8. Limitation of Liability
TO THE EXTENT PERMITTED BY APPLICABLE LAW, BABEL STREET SHALL NOT BE LIABLE TO LICENSEE OR ANY THIRD PARTY FOR ANY LOSS OF USE, INTERRUPTION OF BUSINESS OR ANY INDIRECT, SPECIAL, INCIDENTAL, PUNITIVE OR CONSEQUENTIAL DAMAGES OF ANY KIND (INCLUDING DIRECT AND INDIRECT LOST PROFITS) REGARDLESS OF THE FORM OF ACTION, WHETHER IN CONTRACT OR TORT (INCLUDING NEGLIGENCE, STRICT PRODUCT LIABILITY OR OTHERWISE), EVEN IF ADVISED OF THE POSSIBILITY OF SUCH DAMAGES. OTHER THAN FOR ANY EXCEEDING OF THE SCOPE OF THE LICENSE GRANTED HEREIN OR BREACH OF CONFIDENTIALITY OBLIGATIONS, IN NO EVENT SHALL EITHER PARTY’S TOTAL LIABILITY UNDER THIS AGREEMENT EXCEED ONE THOUSAND DOLLARS ($1,000).
9. General
9.1) No Waiver. No delay or failure of any party to exercise any right provided herein shall in any way affect its right to enforce that right or any other right under this Agreement at a later time. No waiver shall be effective unless in writing signed by the waiving party.
9.2) Severability. If any provision of this Agreement is declared invalid by any lawful tribunal, then it shall be adjusted to conform to legal requirements of that tribunal and that modification shall automatically become a part of the Agreement. Or, if no adjustment can be made, the provision shall be deleted as though never included in the Agreement and its remaining provisions shall remain in full force and effect.
9.3) No Partnership or Agency. Babel Street and Licensee are independent contractors, and neither party shall be, nor represent itself to be, the joint venturer, franchiser, franchisee, partner, broker, employee, servant, agent or representative of the other party for any purpose.
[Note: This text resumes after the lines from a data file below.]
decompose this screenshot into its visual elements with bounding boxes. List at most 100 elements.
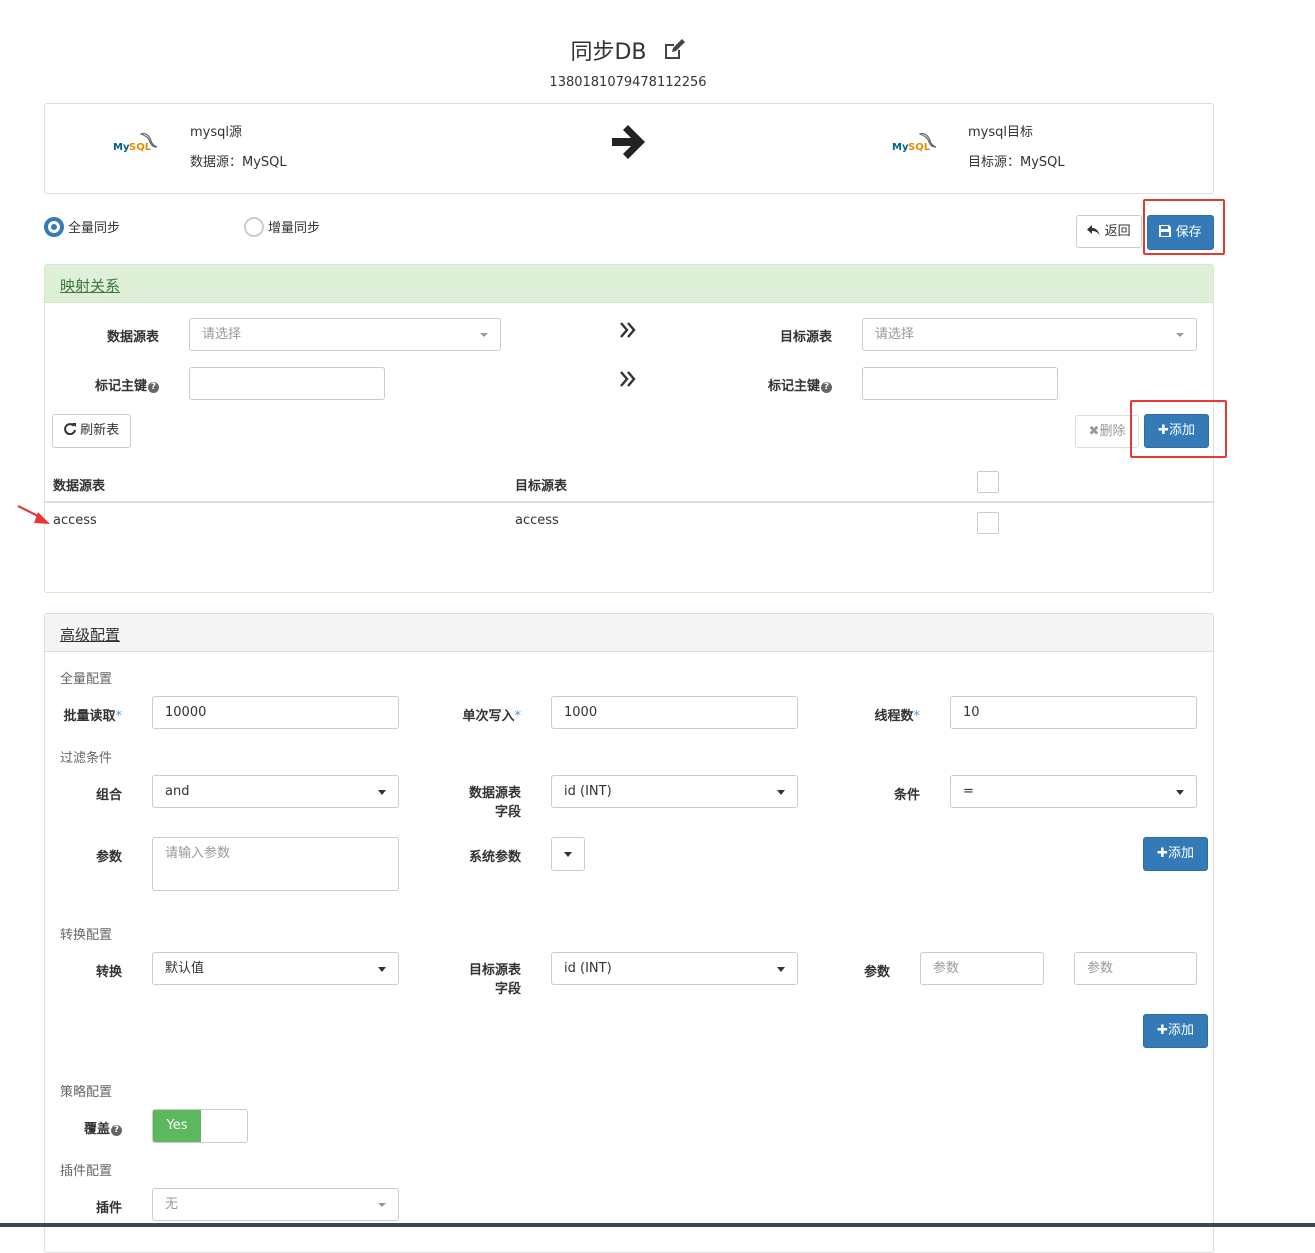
cover-toggle-on: Yes (153, 1110, 201, 1142)
radio-checked-icon (44, 217, 64, 237)
table-row[interactable]: access access (45, 503, 1213, 543)
refresh-icon (64, 423, 80, 438)
condition-label: 条件 (893, 788, 920, 803)
connection-panel: My SQL mysql源 数据源：MySQL My SQL mysql目标 目… (44, 103, 1214, 194)
caret-down-icon (1176, 790, 1184, 795)
filter-section: 过滤条件 (60, 751, 113, 766)
arrow-right-icon (610, 122, 648, 166)
radio-unchecked-icon (244, 217, 264, 237)
convert-label: 转换 (95, 965, 122, 980)
caret-down-icon (378, 790, 386, 795)
source-table-select[interactable]: 请选择 (189, 318, 501, 351)
target-name: mysql目标 (968, 125, 1033, 140)
caret-down-icon (378, 967, 386, 972)
mapping-panel: 映射关系 (44, 264, 1214, 593)
plus-icon: ✚ (1157, 1023, 1168, 1038)
tgt-field-label-line2: 字段 (494, 982, 521, 997)
combine-select-text: and (165, 784, 190, 799)
question-circle-icon[interactable]: ? (111, 1125, 122, 1136)
caret-down-icon (378, 1203, 386, 1207)
sys-param-label: 系统参数 (468, 850, 521, 865)
src-field-select-text: id (INT) (564, 784, 612, 799)
question-circle-icon[interactable]: ? (821, 382, 832, 393)
edit-icon[interactable] (662, 39, 686, 67)
times-icon: ✖ (1088, 424, 1100, 439)
convert-param-input-1[interactable]: 参数 (920, 952, 1044, 985)
row-source-cell: access (53, 513, 97, 528)
threads-label-text: 线程数 (874, 709, 914, 724)
target-table-select-text: 请选择 (875, 327, 915, 342)
add-convert-button[interactable]: ✚添加 (1143, 1014, 1208, 1048)
table-header-target: 目标源表 (515, 479, 568, 494)
plus-icon: ✚ (1157, 846, 1168, 861)
plugin-select[interactable]: 无 (152, 1188, 399, 1221)
source-name: mysql源 (190, 125, 242, 140)
combine-select[interactable]: and (152, 775, 399, 808)
threads-input[interactable]: 10 (950, 696, 1197, 729)
mapping-title-link[interactable]: 映射关系 (60, 275, 120, 296)
batch-read-label: 批量读取* (63, 709, 122, 724)
tgt-field-select-text: id (INT) (564, 961, 612, 976)
add-filter-button-label: 添加 (1167, 846, 1194, 861)
target-table-label: 目标源表 (779, 330, 832, 345)
single-write-input[interactable]: 1000 (551, 696, 798, 729)
delete-button-label: 删除 (1099, 424, 1126, 439)
src-field-label-line2: 字段 (494, 805, 521, 820)
advanced-title-link[interactable]: 高级配置 (60, 624, 120, 645)
cover-toggle[interactable]: Yes (152, 1109, 248, 1143)
radio-full-sync-label: 全量同步 (68, 221, 121, 236)
caret-down-icon (564, 852, 572, 857)
plugin-label: 插件 (95, 1201, 122, 1216)
source-pk-label-text: 标记主键 (94, 379, 147, 394)
convert-select-text: 默认值 (165, 961, 205, 976)
tgt-field-select[interactable]: id (INT) (551, 952, 798, 985)
plugin-select-text: 无 (165, 1197, 179, 1212)
advanced-panel-header: 高级配置 (45, 614, 1213, 652)
annotation-save-highlight (1143, 199, 1225, 255)
convert-param-placeholder-1: 参数 (933, 961, 960, 976)
target-table-select[interactable]: 请选择 (862, 318, 1197, 351)
table-header-source: 数据源表 (53, 479, 106, 494)
src-field-label-line1: 数据源表 (468, 786, 521, 801)
convert-param-label: 参数 (863, 965, 890, 980)
single-write-label: 单次写入* (462, 709, 521, 724)
svg-text:My: My (113, 142, 130, 153)
source-pk-input[interactable] (189, 367, 385, 400)
threads-label: 线程数* (874, 709, 920, 724)
row-target-cell: access (515, 513, 559, 528)
target-pk-input[interactable] (862, 367, 1058, 400)
strategy-section: 策略配置 (60, 1085, 113, 1100)
param-textarea-placeholder: 请输入参数 (165, 846, 231, 861)
source-pk-label: 标记主键? (60, 375, 159, 394)
page-title: 同步DB (0, 34, 1256, 67)
src-field-select[interactable]: id (INT) (551, 775, 798, 808)
target-mysql-logo-icon: My SQL (890, 128, 940, 158)
reply-icon (1087, 224, 1104, 239)
question-circle-icon[interactable]: ? (148, 382, 159, 393)
single-write-label-text: 单次写入 (462, 709, 515, 724)
combine-label: 组合 (95, 788, 122, 803)
caret-down-icon (1176, 333, 1184, 337)
param-textarea[interactable]: 请输入参数 (152, 837, 399, 891)
plugin-section: 插件配置 (60, 1164, 113, 1179)
sys-param-dropdown[interactable] (551, 837, 585, 871)
condition-select[interactable]: = (950, 775, 1197, 808)
batch-read-input[interactable]: 10000 (152, 696, 399, 729)
source-table-select-text: 请选择 (202, 327, 242, 342)
row-checkbox[interactable] (977, 512, 999, 534)
source-type: 数据源：MySQL (190, 155, 287, 170)
target-pk-label: 标记主键? (733, 375, 832, 394)
add-filter-button[interactable]: ✚添加 (1143, 837, 1208, 871)
condition-select-text: = (963, 784, 974, 799)
convert-param-placeholder-2: 参数 (1087, 961, 1114, 976)
select-all-checkbox[interactable] (977, 471, 999, 493)
convert-select[interactable]: 默认值 (152, 952, 399, 985)
convert-param-input-2[interactable]: 参数 (1074, 952, 1197, 985)
svg-text:SQL: SQL (129, 142, 152, 153)
batch-read-label-text: 批量读取 (63, 709, 116, 724)
page-title-text: 同步DB (570, 40, 647, 65)
refresh-tables-button[interactable]: 刷新表 (52, 414, 131, 448)
back-button[interactable]: 返回 (1076, 215, 1142, 248)
bottom-border (0, 1223, 1315, 1227)
tgt-field-label: 目标源表 字段 (420, 961, 521, 999)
Neither party shall be responsible for the acts or omissions of the other, and neither party shall bear authority to make any representation or incur any obligation on behalf of the other party unless expressly authorized herein.
9.4) Governing Law. This Agreement and all matters relating to or arising out of this Agreement shall be governed and interpreted by and construed under the laws of the Commonwealth of Massachusetts, without reference to its choice of law provisions and without reference to the United Nations Convention on Contracts for the International Sale of Goods, and shall be deemed to be executed under seal in Cambridge, Massachusetts. The parties agree to submit to the exclusive jurisdiction and venue of state or federal courts located in Boston, Massachusetts.
9.5) Entire Agreement. Except for the provisions of any NDA (defined above in Section 5), this Agreement constitutes the complete and exclusive statement of the agreement between the parties and supersedes all prior oral and written agreements, communications, representations, statements, negotiations and undertakings relating to the subject matter herein; and any inconsistency or discrepancy between this Agreement and the NDA shall be resolved by relying on the provisions of the NDA.
9.6) Feedback. Notwithstanding any other provision in this Agreement, if Licensee provides any ideas, suggestions or recommendations to Babel Street regarding the Product or Related Materials (“Feedback”), such Feedback shall be the sole property of Babel Street.
9.7) Compliance with Laws. Licensee agrees to comply with all applicable domestic and international laws and regulations in connection with the use of the Product and Related Materials.